Our goal is to better understand the pathogenesis of preterm birth which affects 13.4 million babies each year, making it the leading cause of death amongst children under five years old. You will join a transdisciplinary team of UK-Zimbabwe academics working towards understanding the complex interactions of why pregnant women who have HIV have more infections and inflammation leading to preterm birth. Zimbabwe has one of the highest global preterm birth rates (32/1000 live births). Currently, there is a paucity of clinical interventions to prevent preterm birth in women with HIV.
This project will utilize a human in vitro model representing the maternal-fetal interface to investigate the effects of HIV infection on inflammation and the types of bacteria that increases the risk of preterm birth. You will evaluate the interactions using clinical biomarkers identified during pregnancy to discover whether infection increases the inflammatory response leading to rupture and preterm birth.
About You
The candidate will have experience in infection, inflammation and mechanobiology. Cell imaging techniques include multiphoton, SAXS, or cell/molecular approaches to investigate inflammatory mechanisms in human placenta.
About the School
The Centre for Bioengineering will provide you with enthusiastic support to develop your academic career (https://www.sems.qmul.ac.uk/research/bioengineering/).
About Queen Mary
At Queen Mary University of London, we believe that a diversity of ideas helps us achieve the previously unthinkable.
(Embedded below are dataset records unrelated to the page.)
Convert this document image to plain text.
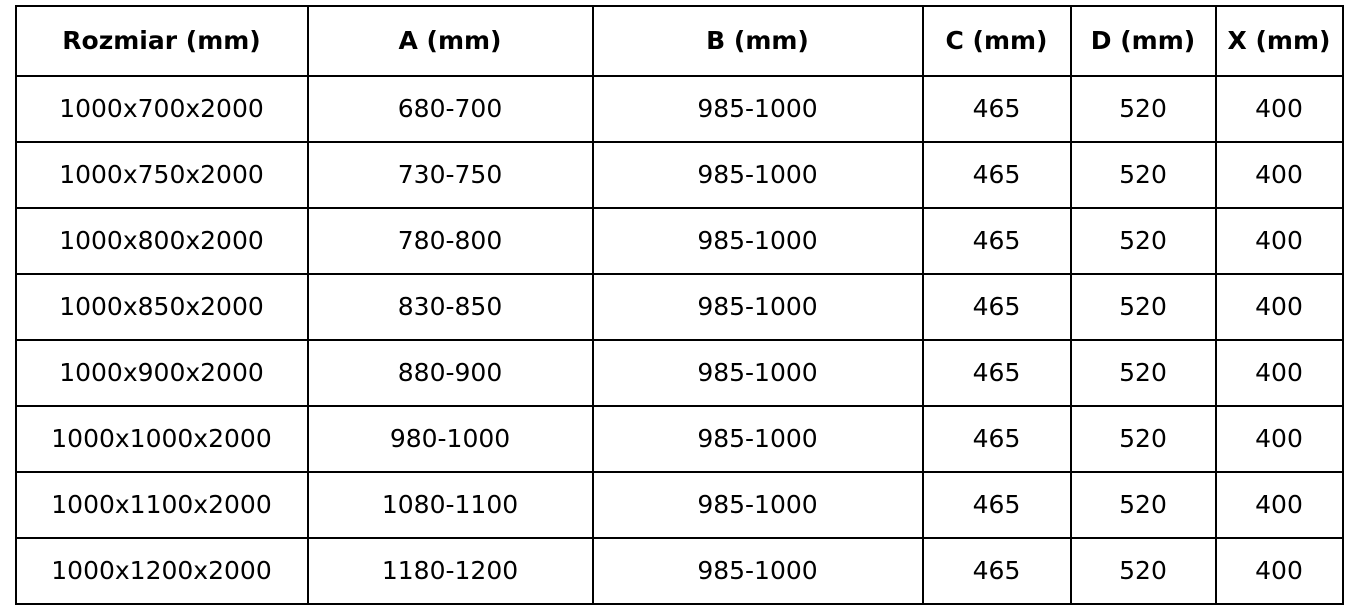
Rozmiar (mm)	A (mm)	B (mm)	C (mm)	D (mm)	X (mm)
1000x700x2000	680-700	985-1000	465	520	400
1000x750x2000	730-750	985-1000	465	520	400
1000x800x2000	780-800	985-1000	465	520	400
1000x850x2000	830-850	985-1000	465	520	400
1000x900x2000	880-900	985-1000	465	520	400
1000x1000x2000	980-1000	985-1000	465	520	400
1000x1100x2000	1080-1100	985-1000	465	520	400
1000x1200x2000	1180-1200	985-1000	465	520	400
Throughout our history, we’ve fostered social justice and improved lives through academic excellence. And we continue to live and breathe this spirit today, not because it’s simply ‘the right thing to do’ but for what it helps us achieve and the intellectual brilliance it delivers.
We continue to embrace diversity of thought and opinion in everything we do, in the belief that when views collide, disciplines interact, and perspectives intersect, truly original thought takes form.
Benefits
We offer competitive salaries, access to a generous pension scheme, 30 days’ leave per annum (pro-rata for part-time/fixed-term), a season ticket loan scheme and access to a comprehensive range of personal and professional development opportunities. In addition, we offer a range of work life balance and family friendly, inclusive employment policies, flexible working arrangements, and campus facilities.
Queen Mary’s commitment to our diverse and inclusive community is embedded in our appointments processes. Reasonable adjustments will be made at each stage of the recruitment process for any candidate with a disability. We are open to considering applications from candidates wishing to work flexibly.